Effect of a stabilizer on the structure, synthesis, and tribological properties of silver nanoparticles

Abstract

The structure and properties of nanoparticles are greatly influenced by the synthesis method and the stabilizer used in their preparation. The paper presents the results of the effect of various stabilizers (gelatin, sodium citrate, sodium borohydride) on the structure, synthesis, and tribotechnical properties of silver nanoparticles. The mechanism of the formation and growth of silver nanoclusters was investigated using quantum-chemical calculations with full optimization of all parameters using the density functional theory (DFT) PBEPBE/Lanl2DZ method. It is shown that the use of organic stabilizers (for example, gelatin) leads to an increase in the stability of stabilized silver clusters.
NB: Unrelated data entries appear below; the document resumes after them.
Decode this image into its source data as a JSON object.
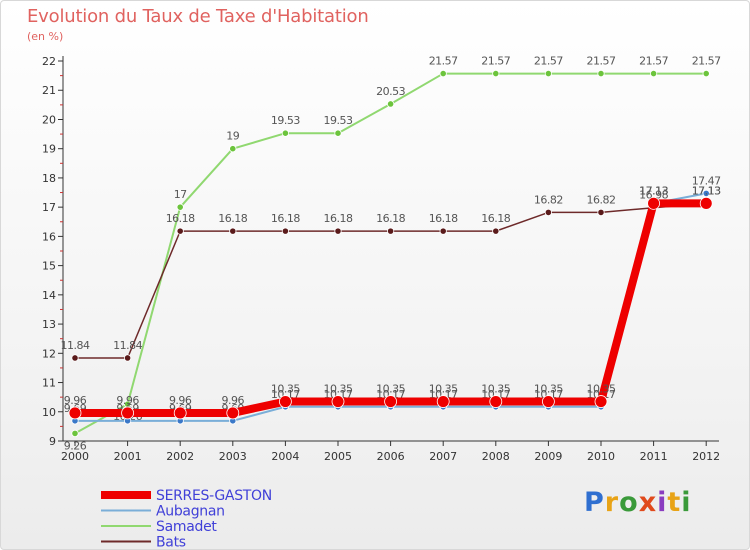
{
  "title": "Evolution du Taux de Taxe d'Habitation",
  "subtitle": "(en %)",
  "brand": {
    "text": "Proxiti",
    "letter_colors": [
      "#2f6fd0",
      "#e8a316",
      "#3a9a3a",
      "#e04a1c",
      "#8a3cc0",
      "#e8a316",
      "#3a9a3a"
    ]
  },
  "chart_data": {
    "type": "line",
    "categories": [
      "2000",
      "2001",
      "2002",
      "2003",
      "2004",
      "2005",
      "2006",
      "2007",
      "2008",
      "2009",
      "2010",
      "2011",
      "2012"
    ],
    "yticks": [
      "9",
      "10",
      "11",
      "12",
      "13",
      "14",
      "15",
      "16",
      "17",
      "18",
      "19",
      "20",
      "21",
      "22"
    ],
    "ylim": [
      9,
      22
    ],
    "grid": false,
    "legend_position": "bottom-left",
    "series": [
      {
        "name": "Samadet",
        "color": "#90d870",
        "marker": "#6cc43c",
        "width": 2,
        "values": [
          9.26,
          10.26,
          17,
          19,
          19.53,
          19.53,
          20.53,
          21.57,
          21.57,
          21.57,
          21.57,
          21.57,
          21.57
        ],
        "labels": [
          "9.26",
          "10.26",
          "17",
          "19",
          "19.53",
          "19.53",
          "20.53",
          "21.57",
          "21.57",
          "21.57",
          "21.57",
          "21.57",
          "21.57"
        ],
        "label_pos": "below-above"
      },
      {
        "name": "Bats",
        "color": "#6e2a2a",
        "marker": "#5a1a1a",
        "width": 1.5,
        "values": [
          11.84,
          11.84,
          16.18,
          16.18,
          16.18,
          16.18,
          16.18,
          16.18,
          16.18,
          16.82,
          16.82,
          16.98,
          17.13
        ],
        "labels": [
          "11.84",
          "11.84",
          "16.18",
          "16.18",
          "16.18",
          "16.18",
          "16.18",
          "16.18",
          "16.18",
          "16.82",
          "16.82",
          "16.98",
          "17.13"
        ],
        "label_pos": "above"
      },
      {
        "name": "Aubagnan",
        "color": "#7aaed8",
        "marker": "#3a78c8",
        "width": 2,
        "values": [
          9.69,
          9.69,
          9.69,
          9.69,
          10.17,
          10.17,
          10.17,
          10.17,
          10.17,
          10.17,
          10.17,
          17.13,
          17.47
        ],
        "labels": [
          "9.69",
          "9.69",
          "9.69",
          "9.69",
          "10.17",
          "10.17",
          "10.17",
          "10.17",
          "10.17",
          "10.17",
          "10.17",
          "17.13",
          "17.47"
        ],
        "label_pos": "above"
      },
      {
        "name": "SERRES-GASTON",
        "color": "#ee0000",
        "marker": "#ee0000",
        "width": 8,
        "values": [
          9.96,
          9.96,
          9.96,
          9.96,
          10.35,
          10.35,
          10.35,
          10.35,
          10.35,
          10.35,
          10.35,
          17.13,
          17.13
        ],
        "labels": [
          "9.96",
          "9.96",
          "9.96",
          "9.96",
          "10.35",
          "10.35",
          "10.35",
          "10.35",
          "10.35",
          "10.35",
          "10.35",
          "17.13",
          "17.13"
        ],
        "label_pos": "above"
      }
    ],
    "legend": [
      "SERRES-GASTON",
      "Aubagnan",
      "Samadet",
      "Bats"
    ]
  }
}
Such systems have greater conformational flexibility and a large number of molecular donor oxygen centres in their composition. The effect of the stabilizer on the structure of the Ag13 silver cluster was revealed in four model systems: gelatin, ammonium chloride NH4Cl, sodium borohydride NaBH4, and trisodium citrate Na3C6H5O (Na3Cit). Silver nanoparticles (AgNPs) obtained by the sonoelectrochemical, citrate, borohydride, and citrate-borohydride method varied in size from nanometers to several tens of nanometers. As a result of tribotechnical tests of lubricants with the obtained silver nanoparticles, a positive effect of stabilized silver clusters was revealed in the composition of lubricant compositions. The best tribotechnical characteristics were shown by lubricating compositions containing AgNPs stabilized with gelatin. It was found that a decrease in the size of gelatin stabilized AgNPs, when added to lubricants, leads to an increase in the tribological properties.